(Time) Traveling in the Kitchen

These days my blog is sighing in loneliness. I’ve been busy editing the winter issue of Edible Los Angeles. It’s taking up a lot of time, but I’m having a blast, so blog, just deal with it!

One of the articles I assigned for the issue is “What’s In Your Pantry?” I’d asked food writer and culinary historian (and legendary Rolling Stone editor) Charles Perry to write the piece. Typically the writer will interview a chef or some other noted food person. But I knew that Charlie would have the most interesting pantry in town, so I asked him to write about his own stash of exotic flavorings accumulated over his many years of travel throughout the Middle East.

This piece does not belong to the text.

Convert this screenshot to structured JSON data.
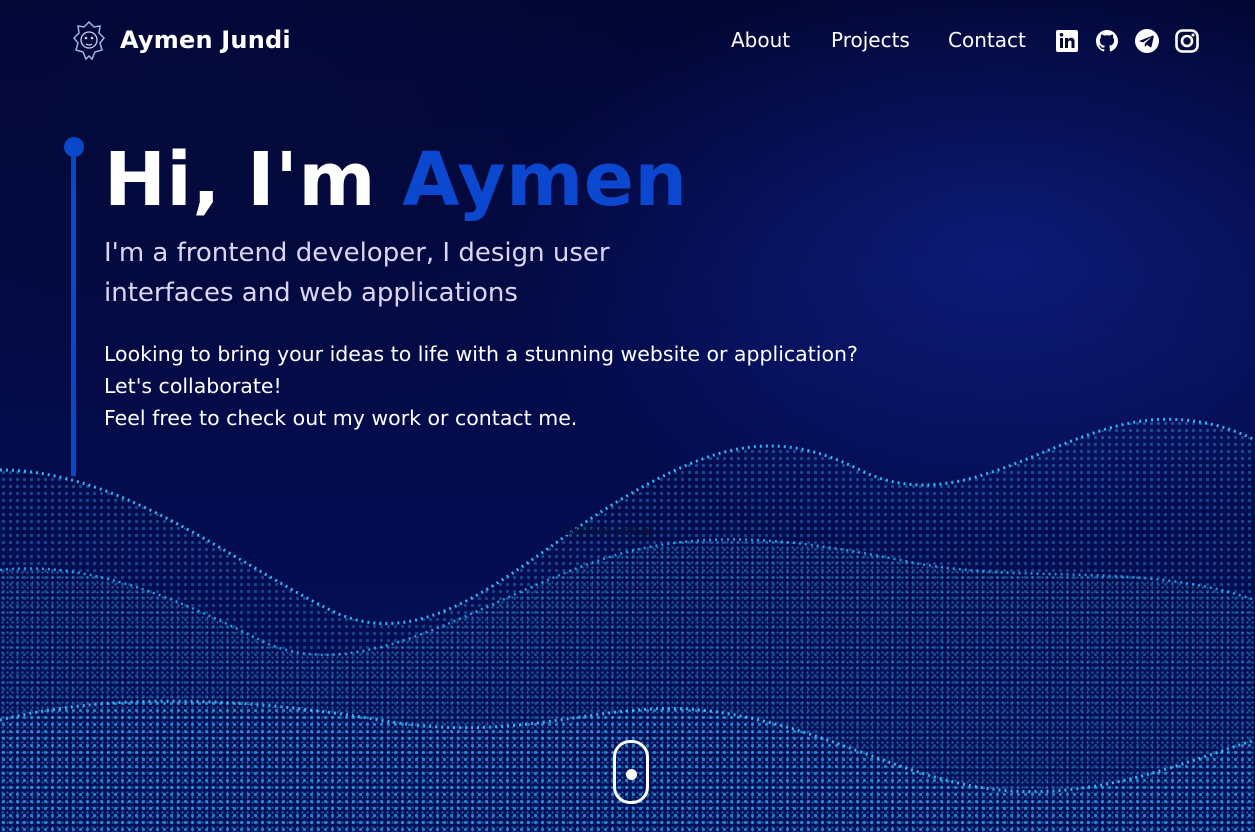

Yesterday, our amazing photographer Tony Molina and I went to Charlie’s for a photo shoot and some dajaj mutajjan, a dish from 13th century Baghdad. It’s made of really basic elements, so anyone could make it, but because it vanished from the Iraqi diet centuries ago, if you visited a restaurant in Baghdad now in search of it, they wouldn’t have a clue what you were asking for!

It was rich and savory and wonderfully flavorful. It was also healthy, easy and fairly quick to make. And it filled the house with the smells of exotic lands and bazaars and my head with dreams of faraway places.

We enjoyed dajaj mutajjan cooked up in this soapstone pot, which, like cast iron, heats slowly, but cooks evenly and oh so well. This dish was made with chicken, but Charlie assured us that goat works really well, too.

Food history may sound like an odd or quaint area of interest to some, but it has the power to transport you to another place and time in a most wonderful way, because you can savor the smells, flavors and textures that reveal how people lived in different times and places. Visiting historic sites is important, no doubt, but sampling the food of other places gives you a truly personal way of experiencing the culture as those who live there do (and as their predecessors did).

Language experts like to say that Latin isn’t dead–only the people who spoke it are. Well, these ancient cuisines aren’t dead either. But the taste buds that have never tried them are sound asleep.